Les méthodes du piratage informatique ne sont pas abandonnées pour autant. Fin 2010, un groupe d’Anonymous réuni autour d’un «canal de discussion» appelé «AnonOps» lance «la campagne d’action directe a plus massive de l’histoire d’internet» en soutien à la plateforme WikiLeaks, qui vient de rendre publics des documents secrets éclairant les dessous des guerres d’Irak et d’Afghanistan. L’opération, appelée «Payback», consiste à lancer des représailles contre les hébergeurs de sites Web et les organismes financiers qui, obéissant aux injonctions extrajudiciaires du gouvernement états-unien, s’emploient à étouffer WikiLeaks. C’est à cette époque que le FBI lance ses premiers raids contre les «Anons» et que les arrestations commencent.
Le principe espérance
La politisation se confirme l’année suivante dans le cadre du «Printemps arabe». Le mouvement fournit des «trousses d’aide» aux Tunisiens et aux Egyptiens pour qu’ils puissent contourner la censure en se connectant à internet. «Les médias sociaux jouent un rôle limité dans de tels soulèvements, pourtant qualifiés de «révolution Twitter» par les commentateurs de tout poil», remarque Gabriella Coleman. Anonymous est conscient que la révolution ne se fera pas en ligne: «Vous devez prendre la rue, sans quoi vous perdrez la bataille», écrit le groupe dans un message aux Egyptiens. Anonymous prendra lui-même la rue en s’engageant au sein du mouvement Occupy, lancé en 2011 pour protester contre les inégalités économiques et sociales à travers l’occupation d’espaces publics emblématiques. Aux Etats-Unis, Occupy obtient à la mi-octobre «un taux d’approbation supérieur à 50%, soit davantage que le président Obama ou le Congrès».

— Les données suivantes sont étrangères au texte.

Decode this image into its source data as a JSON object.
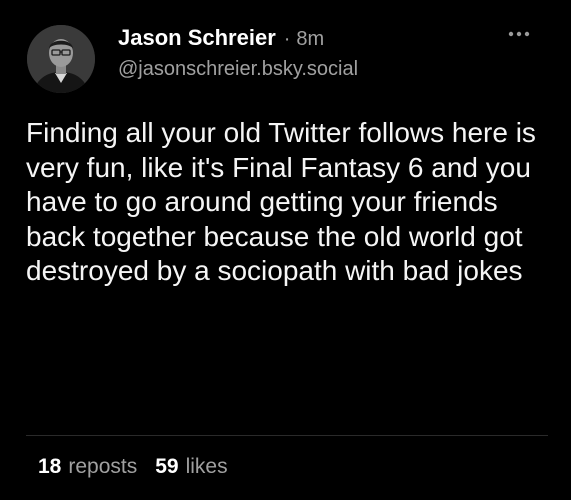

Et aujourd’hui? Polymorphe et protéiforme (car «tout un chacun peut se réclamer de l’appellation»), sociologiquement plus diversifié qu’on ne le croirait, dépourvu de «mémoire institutionnelle» et de «méthode établie pour s’instituer», mais doté malgré tout d’une «grande cohésion culturelle», Anonymous est toujours actif, en dépit des vagues de répression qu’il a subies. Il arrive que ses actions dérapent, qu’elles se révèlent contre-productives, que le dévoilement d’une injustice finisse par laisser une victime trop exposée; mais «les équipes sont capables de s’ajuster», relève Gabriella Coleman. Au-delà des réussites concrètes, la manière dont «le collectif est passé d’une bande de trolls sinistres à un groupe d’activistes assumant un rôle public» est pour elle une source d’espoir et d’émerveillement. Anonymous a «surmonté un des sentiments dominants de notre époque […] imprégnée d’un cynisme généralisé». Il offre ainsi une illustration de ce que le philosophe Ernst Bloch appelait «le principe espérance»: un espoir «de nature inquiète, fondé sur la passion, l’émerveillement et même la malice». Comme le dit un anonyme: «Je suis venu pour les lulz; je suis resté pour la cause, les grandes victoires et encore les lulz».